Verano de ricos, verano de pobres

La Voz da un giro a la crónica estival de sociedad y se va en busca de la vida en las barriadas, porque «menos utilidad acaso puede sacarse del chalé que del rancho»


Redacción / la Voz

«El verano es una actualidad [...], ya que la fiebre informativa hace tema de crónica lo mismo de la vida política que de los cambios atmosféricos». Igual que lo hace, seguramente más que cualquier otra época, de la gente. El famoso, el rico, que se dice en la época, da saltos por las columnas de la prensa: llegan las buenas familias a sus quintas estivales, se celebran bodas y fiestas varias... De todo ello quiere el público detalles, aunque no suponga más que la parte emergida de la sociedad.

«No vemos qué razón abona que sean solo los ricos el objeto de la curiosidad pública, sobre todo cuando tanto y tan edificante hay que enseñar en la densa penumbra en que se mueven los pobres», dice la carta de presentación de una serie que La Voz empieza a publicar el 2 de agosto de 1902, con un titular que se repite en varios capítulos: «Pobres y ricos».

Líneas abajo, el periódico insiste en que «para lo que las crónicas periodísticas deben tener de artístico, hay arte en el rancho como en el chalé; para lo que deben tener de útiles, menos utilidad acaso puede sacarse del chalé que del rancho». En este caso, el rancho (no confundir con la casona rodeada de mil cabezas de ganado), en su acepción de «choza o casa pobre» que recoge el Diccionario.

La primera crónica de la otra sociedad viene de una barriada coruñesa conocida como Buenos Aires, «a dos pasos de una fábrica, teniendo por fronterizos lujosos hoteles y aromosos jardines», formada por «una serie de viviendas para obreros que forman contraste violento por lo pobres, por lo olvidadas, por lo mezquinas».

El agua, potable por fuerza

El alquiler «no es nada barato». Son unos «32 o 36 reales cada mes», una «futesa para muchos», aunque «un capital, una horrible carga, para los que cuentan día tras día cómo transcurren los del mes».

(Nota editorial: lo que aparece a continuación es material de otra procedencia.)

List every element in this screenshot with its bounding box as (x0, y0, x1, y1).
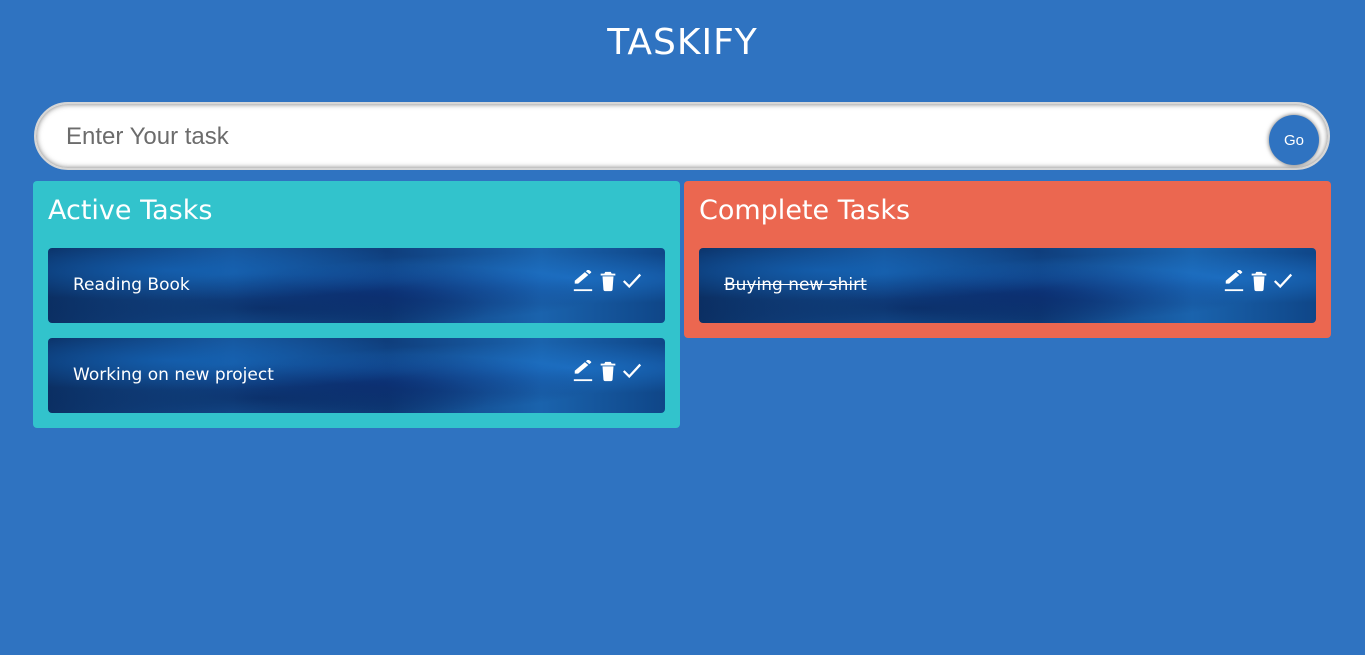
task-card: Buying new shirt (699, 248, 1316, 323)
task-text: Buying new shirt (724, 275, 867, 295)
pencil-icon[interactable] (1223, 270, 1245, 292)
trash-icon[interactable] (1248, 270, 1270, 292)
task-card: Working on new project (48, 338, 665, 413)
check-icon[interactable] (621, 270, 643, 292)
pencil-icon[interactable] (572, 270, 594, 292)
active-tasks-title: Active Tasks (48, 195, 213, 226)
trash-icon[interactable] (597, 360, 619, 382)
pencil-icon[interactable] (572, 360, 594, 382)
task-text: Working on new project (73, 365, 274, 385)
complete-tasks-title: Complete Tasks (699, 195, 911, 226)
check-icon[interactable] (1272, 270, 1294, 292)
app-title: TASKIFY (607, 22, 758, 63)
active-tasks-panel: Active Tasks Reading Book Working on new… (33, 181, 680, 428)
trash-icon[interactable] (597, 270, 619, 292)
check-icon[interactable] (621, 360, 643, 382)
task-input[interactable] (64, 116, 1218, 158)
task-text: Reading Book (73, 275, 190, 295)
go-button[interactable]: Go (1269, 115, 1319, 165)
task-card: Reading Book (48, 248, 665, 323)
complete-tasks-panel: Complete Tasks Buying new shirt (684, 181, 1331, 338)
task-input-container: Go (34, 102, 1330, 170)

«La barriada es de tablas». «¿Comodidades? ¡Dios las dé! Dos alcobas, una cocina y un retrete adosado al muro [...]. ¿Agua? Un pozo hacia el centro de las viviendas [...], bajo un alpendre. Es potable cuando la necesidad fuerza a los vecinos a beberla». «No es necesario decir más».

Si acercamos la mirada al «portón siempre abierto» de cualquier rancho, podremos ver que «en alguno viven seis u ocho personas». Echemos «un vistazo ligero» dentro de uno. «Aquí, en el [...] número 21, oscuro, estrecho, una pobre mujer, Manuela Seijas, viuda, atiende al cuidado de cinco hijos. Fue cigarrera. Estuvo loca y ya no volvió a la fábrica. Su marido murió ahogado [...]. Se llamaba Francisco. Era cocinero... ¡Pobre hombre! Todos los vecinos dicen que era muy bueno?». «¿Como vive esta familia? A la señora Manuela le dan cinco duros mensuales como limosna sus antiguas compañeras [...]. ¡Imagínense ustedes el verano de esta infeliz!».

En el 13 vive «un peón de albañil que gana ahora ocho reales». Tiene cinco hijos. También «vive con su mujer, ¡y comen y visten y alientan!».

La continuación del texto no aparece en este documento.